Mahler fu un compositore e direttore d’orchestra di assoluto rilievo nell’epoca tardoromantica. Proveniva da una famiglia di religione ebraica, anche se sembra che in giovane età ebbe esperienze del culto cattolico, cantando come corista nel coro di una chiesa, e che da queste esperienze fu affascinato. Echi di questo dovettero rimanere in lui anche per alcune composizioni della sua maturità. Non possiamo non menzionare le sue sinfonie, per esempio l’ottava, dove il compositore usa l’inno cattolico Veni Creator Spiritus.
In effetti, all’età di 37 anni Mahler si convertì al cattolicesimo. Su questa conversione ci sono pareri divergenti. Alcuni asseriscono che la conversione fu innescata dal ricevuto incarico di direttore dell’Imperial Regia Opera di Corte, il posto musicale più prestigioso nell’Impero austro-ungarico che non poteva essere dato a chi fosse di religione ebraica; quindi, secondo alcuni, la conversione fu di comodo. Altri non condividono questa opinione e invece ritengono che la conversione di Mahler al cattolicesimo, malgrado la forzatura che l’aveva innescata, fu sincera, come afferma il suo biografo Quirino Principe.
Quello che sappiamo è che Mahler fu uno di quegli anelli di congiunzione che si sono annodati fra il passato del romanticismo estenuato in cui veniva crescendo e un futuro fatto ancora dai dubbi sui destini della tonalità, dubbi che avranno risposte radicali e di netto rifiuto come quella di Arnold Schoenberg o saranno più sfumati con riutilizzazioni del tutto originali come nei casi di Claude Debussy e Maurice Ravel. Egli, il nostro Mahler, visse in un momento di passaggio importante e fu uno di protagonisti di questo passaggio.

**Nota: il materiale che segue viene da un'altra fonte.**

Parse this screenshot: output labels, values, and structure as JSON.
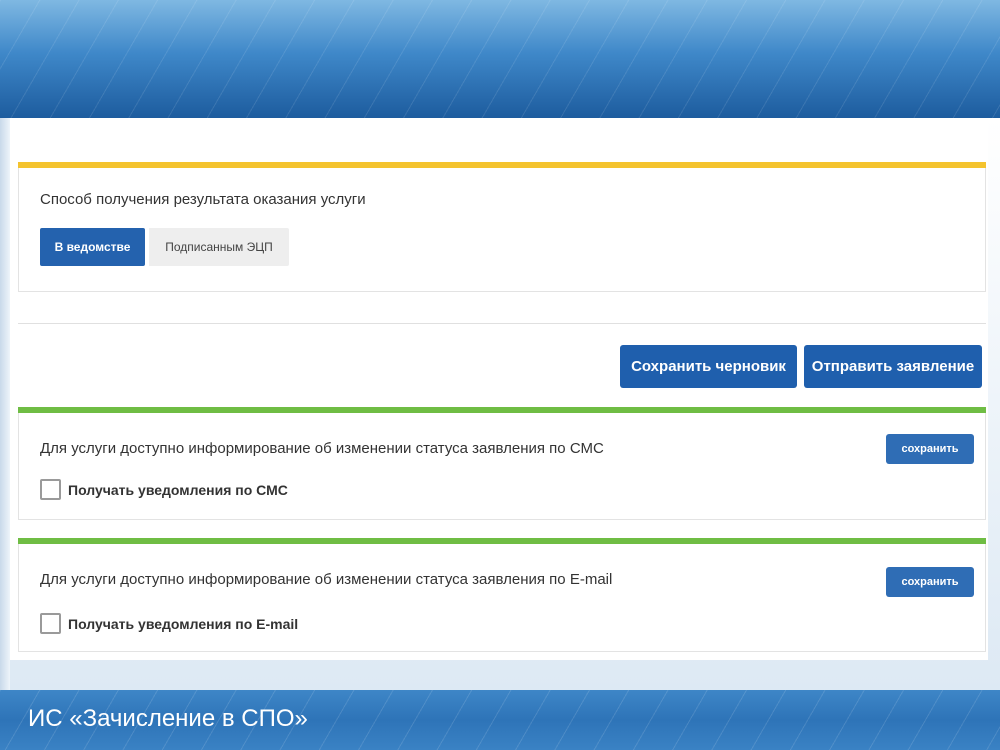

Il compositore italiano Alfredo Casella (1883-1947), nelle sue memorie “I segreti della giara”, così ricorda il suo incontro con il compositore austriaco:
«Da anni mi ero acceso di un vivo entusiasmo per la personalità di Gustav Mahler, il quale era totalmente sconosciuto in Francia. Ne avevo studiato tutte le sinfonie e le possedevo praticamente a memoria. Un giorno di quell’aprile (1909), una amica viennese mi ebbe un appuntamento con Mahler, il quale era di passaggio da Parigi tornando da New York. Era un uomo assai piccolo, di un tipo viennese-boemo alquanto “schubertizzante”. Era nervosissimo e non stava un secondo tranquillo. Fu subito assai affettuoso con me, e quando vide che sapevo a memoria tanta musica sua, ne rimase sinceramente commosso. Ho conservato di lui una delle più nobili impressioni che mi abbia mai prodotto un musicista, e da quel giorno non ho cessato di venerarlo, anche se, coll’andare degli anni, la mia ammirazione per la sua musica ha subito qualche mutamento nel senso di una maggiore capacità a distinguere il bello dal brutto in quell’arte potente e geniale ma anche disuguale. Ho però molto imparato da quello studio, soprattutto in fatto di strumentazione, ove Mahler si trova in una posizione così diversa e tanto più vicina a noi di quella di R. Strauss, maestro che forse avevo troppo “digerito” nei primi tempi dei miei studi di orchestrazione».
Fu, come detto, autore di primaria importanza per quel cambio di linguaggio che poi avrebbe preso strade tra le più diverse e a volte incomprensibili. Alcuni lo definiscono agnostico, altri, tra cui la moglie, giurano sulla sincerità della sua conversione. Sia quel che sia, Mahler è uno dei nomi di riferimento per comprendere lo scivolare del XIX secolo nel XX. E, per quello che era nel suo cuore, può essere giudice soltanto l’Onnipotente, che legge i cuori e scruta le menti di tutti.